At the check-in counter, a blond receptionist named Donna signs me in, backs me against a red brick wall, and shoots me three times with a Polaroid. All the while, she’s casually communicating with someone deep in the bowels of ADX, telling them to “bring Shakur up.” The volume and signal strength of ADX’s radios are calibrated so that voices commence speaking at conversational strength, without crackle or distortion; the speaker seems almost to be physically present. Word comes back to Donna that Shakur is being fetched. She stamps my forearm with invisible ink and holds it under a black light. The word TAMP fluoresces.
“It’s supposed to say STAMP,” Donna says, stamping me again. We check under the black light, and the second word is also TAMP. She stamps me a third time and makes a complete mess. Mr. Winn intercedes with an impatient mutter, and already I’m grateful that someone besides me has incurred his disappointment.
Although ADX is the first federal prison designed specifically for round-the-clock isolation of prisoners, the institution of solitary confinement is nearly as old as the republic. In 1823 the Commonwealth of Pennsylvania opened the Eastern State Penitentiary in Philadelphia, and what became known as the “Pennsylvania system” was copied by jail builders around the world. The Quakers who designed Eastern State believed that jails in which prisoners were housed in common rooms bred depravity, and so at Eastern State each prisoner had a cell and private exercise yard which he never left. If the prisoner had to be moved, a black hood was placed over his head to bar the ingress of free-floating depravity. That prisoners in perpetual solitary confinement often hanged themselves or battered themselves to death was attributed to insanity induced by masturbation.
Over the decades, as American jail space became more precious and penological thinking evolved, routine solitary confinement fell out of favor. By the middle of this century, court rulings had placed strict limits on the use of isolation for discipline.
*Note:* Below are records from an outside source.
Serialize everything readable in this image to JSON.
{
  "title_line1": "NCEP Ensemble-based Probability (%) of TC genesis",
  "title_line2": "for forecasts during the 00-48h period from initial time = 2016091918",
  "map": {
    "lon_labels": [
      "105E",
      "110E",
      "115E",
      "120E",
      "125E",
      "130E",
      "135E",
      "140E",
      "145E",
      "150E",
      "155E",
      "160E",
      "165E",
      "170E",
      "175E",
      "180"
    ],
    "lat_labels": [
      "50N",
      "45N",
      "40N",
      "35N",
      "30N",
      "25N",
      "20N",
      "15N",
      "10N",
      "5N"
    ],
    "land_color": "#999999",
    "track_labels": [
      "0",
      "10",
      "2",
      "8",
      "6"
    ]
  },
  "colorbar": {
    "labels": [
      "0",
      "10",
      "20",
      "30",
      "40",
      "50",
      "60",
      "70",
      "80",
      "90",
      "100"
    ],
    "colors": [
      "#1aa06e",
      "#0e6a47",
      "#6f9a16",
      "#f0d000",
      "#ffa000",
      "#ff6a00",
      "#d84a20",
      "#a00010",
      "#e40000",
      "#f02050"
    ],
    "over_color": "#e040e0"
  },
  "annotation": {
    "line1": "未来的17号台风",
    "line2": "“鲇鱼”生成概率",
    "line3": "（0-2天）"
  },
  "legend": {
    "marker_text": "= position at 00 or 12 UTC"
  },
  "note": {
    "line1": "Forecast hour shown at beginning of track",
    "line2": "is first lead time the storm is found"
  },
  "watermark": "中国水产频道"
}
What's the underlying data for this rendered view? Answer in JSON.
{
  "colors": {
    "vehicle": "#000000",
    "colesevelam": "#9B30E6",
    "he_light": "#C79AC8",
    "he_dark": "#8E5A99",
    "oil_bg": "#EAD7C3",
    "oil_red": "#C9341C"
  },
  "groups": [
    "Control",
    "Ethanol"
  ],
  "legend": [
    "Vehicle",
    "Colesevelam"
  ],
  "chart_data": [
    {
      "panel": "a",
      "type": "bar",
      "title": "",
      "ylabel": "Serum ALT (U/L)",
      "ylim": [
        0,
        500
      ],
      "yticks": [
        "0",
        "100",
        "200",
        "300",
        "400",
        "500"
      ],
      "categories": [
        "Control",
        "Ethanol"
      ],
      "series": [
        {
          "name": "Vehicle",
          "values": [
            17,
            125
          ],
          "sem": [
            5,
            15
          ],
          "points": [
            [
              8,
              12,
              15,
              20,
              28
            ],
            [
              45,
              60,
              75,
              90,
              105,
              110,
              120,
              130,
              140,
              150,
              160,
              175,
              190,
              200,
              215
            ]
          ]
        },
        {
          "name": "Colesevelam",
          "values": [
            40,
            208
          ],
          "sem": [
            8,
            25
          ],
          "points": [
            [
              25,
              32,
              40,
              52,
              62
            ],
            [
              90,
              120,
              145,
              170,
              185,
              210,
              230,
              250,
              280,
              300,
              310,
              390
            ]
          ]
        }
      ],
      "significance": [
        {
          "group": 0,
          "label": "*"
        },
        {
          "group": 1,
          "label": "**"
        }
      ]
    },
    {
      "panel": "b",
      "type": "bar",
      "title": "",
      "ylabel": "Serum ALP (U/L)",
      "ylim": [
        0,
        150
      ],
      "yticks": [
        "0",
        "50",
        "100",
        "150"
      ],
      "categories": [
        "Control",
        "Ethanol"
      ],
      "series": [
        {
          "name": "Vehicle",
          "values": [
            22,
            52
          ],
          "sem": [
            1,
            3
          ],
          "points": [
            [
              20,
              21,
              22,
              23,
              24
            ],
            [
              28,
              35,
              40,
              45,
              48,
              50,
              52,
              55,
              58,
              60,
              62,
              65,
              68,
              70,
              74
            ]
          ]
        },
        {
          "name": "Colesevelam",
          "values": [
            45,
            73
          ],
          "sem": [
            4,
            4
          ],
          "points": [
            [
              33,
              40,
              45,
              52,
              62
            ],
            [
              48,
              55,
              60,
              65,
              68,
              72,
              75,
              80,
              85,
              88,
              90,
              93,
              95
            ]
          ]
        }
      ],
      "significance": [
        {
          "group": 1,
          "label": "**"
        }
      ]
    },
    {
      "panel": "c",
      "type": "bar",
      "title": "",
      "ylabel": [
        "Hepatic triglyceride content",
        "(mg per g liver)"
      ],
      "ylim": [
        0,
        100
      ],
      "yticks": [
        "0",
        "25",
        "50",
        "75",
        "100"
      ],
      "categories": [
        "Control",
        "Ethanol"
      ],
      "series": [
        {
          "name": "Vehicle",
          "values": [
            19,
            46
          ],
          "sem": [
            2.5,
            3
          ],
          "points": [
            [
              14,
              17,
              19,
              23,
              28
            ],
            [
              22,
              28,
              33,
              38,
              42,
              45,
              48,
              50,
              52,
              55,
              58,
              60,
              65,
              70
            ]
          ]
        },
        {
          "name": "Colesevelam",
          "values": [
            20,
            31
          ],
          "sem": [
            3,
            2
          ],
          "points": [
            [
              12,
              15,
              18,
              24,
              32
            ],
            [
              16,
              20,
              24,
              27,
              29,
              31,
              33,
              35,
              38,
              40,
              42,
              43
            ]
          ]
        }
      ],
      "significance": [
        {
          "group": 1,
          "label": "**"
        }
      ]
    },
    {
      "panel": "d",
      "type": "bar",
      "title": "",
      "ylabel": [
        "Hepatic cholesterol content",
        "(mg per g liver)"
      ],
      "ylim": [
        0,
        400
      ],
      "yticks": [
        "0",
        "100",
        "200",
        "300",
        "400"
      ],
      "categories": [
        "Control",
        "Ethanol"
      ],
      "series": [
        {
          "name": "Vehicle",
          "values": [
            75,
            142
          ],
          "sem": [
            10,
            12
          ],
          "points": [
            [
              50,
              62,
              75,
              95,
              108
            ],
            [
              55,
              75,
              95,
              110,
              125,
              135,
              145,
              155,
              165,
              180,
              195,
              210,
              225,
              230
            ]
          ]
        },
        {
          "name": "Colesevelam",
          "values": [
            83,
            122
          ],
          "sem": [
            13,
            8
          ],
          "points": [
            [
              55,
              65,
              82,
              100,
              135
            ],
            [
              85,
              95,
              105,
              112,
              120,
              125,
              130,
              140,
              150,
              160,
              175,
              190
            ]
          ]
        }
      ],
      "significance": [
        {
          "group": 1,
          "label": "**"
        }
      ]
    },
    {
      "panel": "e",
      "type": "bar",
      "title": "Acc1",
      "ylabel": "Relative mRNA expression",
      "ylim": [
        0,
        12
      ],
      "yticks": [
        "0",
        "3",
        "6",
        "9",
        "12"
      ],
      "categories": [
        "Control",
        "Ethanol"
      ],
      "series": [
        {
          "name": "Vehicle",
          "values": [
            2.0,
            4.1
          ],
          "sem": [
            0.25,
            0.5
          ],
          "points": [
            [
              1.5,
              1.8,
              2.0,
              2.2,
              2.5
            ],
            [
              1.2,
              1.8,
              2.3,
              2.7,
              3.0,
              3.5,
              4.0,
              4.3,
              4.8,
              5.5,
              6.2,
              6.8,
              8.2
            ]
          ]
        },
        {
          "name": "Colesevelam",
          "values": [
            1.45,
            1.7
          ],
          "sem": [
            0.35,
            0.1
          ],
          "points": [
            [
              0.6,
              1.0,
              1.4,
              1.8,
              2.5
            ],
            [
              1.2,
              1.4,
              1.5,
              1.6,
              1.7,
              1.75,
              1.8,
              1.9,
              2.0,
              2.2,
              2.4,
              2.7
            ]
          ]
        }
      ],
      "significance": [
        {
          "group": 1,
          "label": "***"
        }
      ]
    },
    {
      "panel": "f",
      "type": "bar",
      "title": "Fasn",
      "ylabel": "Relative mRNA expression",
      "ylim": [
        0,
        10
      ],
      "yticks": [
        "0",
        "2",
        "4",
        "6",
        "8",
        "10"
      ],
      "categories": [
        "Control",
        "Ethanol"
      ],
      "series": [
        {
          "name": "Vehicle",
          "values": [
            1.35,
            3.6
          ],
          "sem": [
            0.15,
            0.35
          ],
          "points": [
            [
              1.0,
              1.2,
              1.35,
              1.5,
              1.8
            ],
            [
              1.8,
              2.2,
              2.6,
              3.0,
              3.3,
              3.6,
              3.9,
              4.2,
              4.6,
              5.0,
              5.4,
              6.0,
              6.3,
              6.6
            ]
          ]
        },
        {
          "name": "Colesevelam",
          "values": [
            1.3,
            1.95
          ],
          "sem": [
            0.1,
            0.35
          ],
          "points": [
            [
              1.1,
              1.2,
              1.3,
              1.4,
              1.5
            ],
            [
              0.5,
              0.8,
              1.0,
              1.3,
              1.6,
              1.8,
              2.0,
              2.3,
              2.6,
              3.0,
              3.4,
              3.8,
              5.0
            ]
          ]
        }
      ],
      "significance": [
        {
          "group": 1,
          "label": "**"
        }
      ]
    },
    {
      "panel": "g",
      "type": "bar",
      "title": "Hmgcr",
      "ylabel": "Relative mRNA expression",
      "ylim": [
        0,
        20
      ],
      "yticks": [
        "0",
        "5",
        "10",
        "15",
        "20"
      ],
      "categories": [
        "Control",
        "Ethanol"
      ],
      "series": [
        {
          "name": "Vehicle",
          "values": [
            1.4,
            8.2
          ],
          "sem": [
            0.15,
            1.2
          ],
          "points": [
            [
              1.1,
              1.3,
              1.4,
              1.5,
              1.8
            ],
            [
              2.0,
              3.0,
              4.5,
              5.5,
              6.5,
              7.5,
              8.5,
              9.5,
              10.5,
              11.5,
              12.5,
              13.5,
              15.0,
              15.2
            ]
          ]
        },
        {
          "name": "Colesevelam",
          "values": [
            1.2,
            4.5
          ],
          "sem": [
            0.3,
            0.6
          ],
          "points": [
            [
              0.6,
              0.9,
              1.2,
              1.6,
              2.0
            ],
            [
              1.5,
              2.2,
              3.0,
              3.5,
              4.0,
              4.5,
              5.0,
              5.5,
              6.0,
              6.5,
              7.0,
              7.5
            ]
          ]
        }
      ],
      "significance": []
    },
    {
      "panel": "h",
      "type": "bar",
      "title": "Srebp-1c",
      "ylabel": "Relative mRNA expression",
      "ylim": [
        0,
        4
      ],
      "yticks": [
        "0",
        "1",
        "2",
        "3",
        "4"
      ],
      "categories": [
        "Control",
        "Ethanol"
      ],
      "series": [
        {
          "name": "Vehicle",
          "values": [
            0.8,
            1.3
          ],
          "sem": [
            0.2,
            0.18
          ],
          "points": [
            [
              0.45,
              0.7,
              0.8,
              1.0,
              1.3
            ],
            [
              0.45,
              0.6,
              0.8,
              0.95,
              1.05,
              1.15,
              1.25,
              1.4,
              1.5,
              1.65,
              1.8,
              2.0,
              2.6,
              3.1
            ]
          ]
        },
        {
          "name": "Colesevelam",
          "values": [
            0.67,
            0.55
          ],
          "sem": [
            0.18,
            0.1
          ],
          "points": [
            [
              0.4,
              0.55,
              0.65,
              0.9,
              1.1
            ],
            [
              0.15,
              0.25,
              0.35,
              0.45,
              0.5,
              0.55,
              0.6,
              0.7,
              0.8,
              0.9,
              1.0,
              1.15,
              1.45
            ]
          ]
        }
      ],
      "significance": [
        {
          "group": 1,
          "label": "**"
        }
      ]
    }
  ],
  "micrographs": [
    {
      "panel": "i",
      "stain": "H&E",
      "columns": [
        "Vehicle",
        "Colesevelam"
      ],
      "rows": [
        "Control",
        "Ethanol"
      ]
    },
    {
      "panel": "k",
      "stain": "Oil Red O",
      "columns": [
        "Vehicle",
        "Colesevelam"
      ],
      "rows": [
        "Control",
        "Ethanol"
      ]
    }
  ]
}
Beginning in the seventies, however, the idea of perpetual lockdown was resurrected as “segregation” for “administrative” purposes. Isolation as a means of controlling prisoners, rather than of punishing them, was considered “administrative” and therefore OK.
Supermaxes represent a hardening of the battle lines between society and its criminal products, and more than twenty-five states now have them. The most notorious is in California, where the confluence of a vengeful public’s know-nothingism and rising intramural gang violence led to the construction of a huge high-tech “control unit” facility at Pelican Bay, just south of the Oregon border. In January of 1995, five years after Pelican Bay opened, several aspects of its brand of punishment were deemed cruel and unusual by a federal district judge, Thelton Henderson, who said, in effect, that Californians’ wish to “lock ’em up and throw away the key” had created a nightmare. Prisoners at Pelican Bay were routinely denied access to medical and mental-health care, suffered gratuitous violence from guards, and showed signs of psychological damage — sleeplessness, inability to concentrate, suicidal thoughts, an aggravated rage against society — almost certainly caused by prolonged isolation. Because Judge Henderson did not go so far as to shut the facility down, however, state prison officials considered his ruling a victory.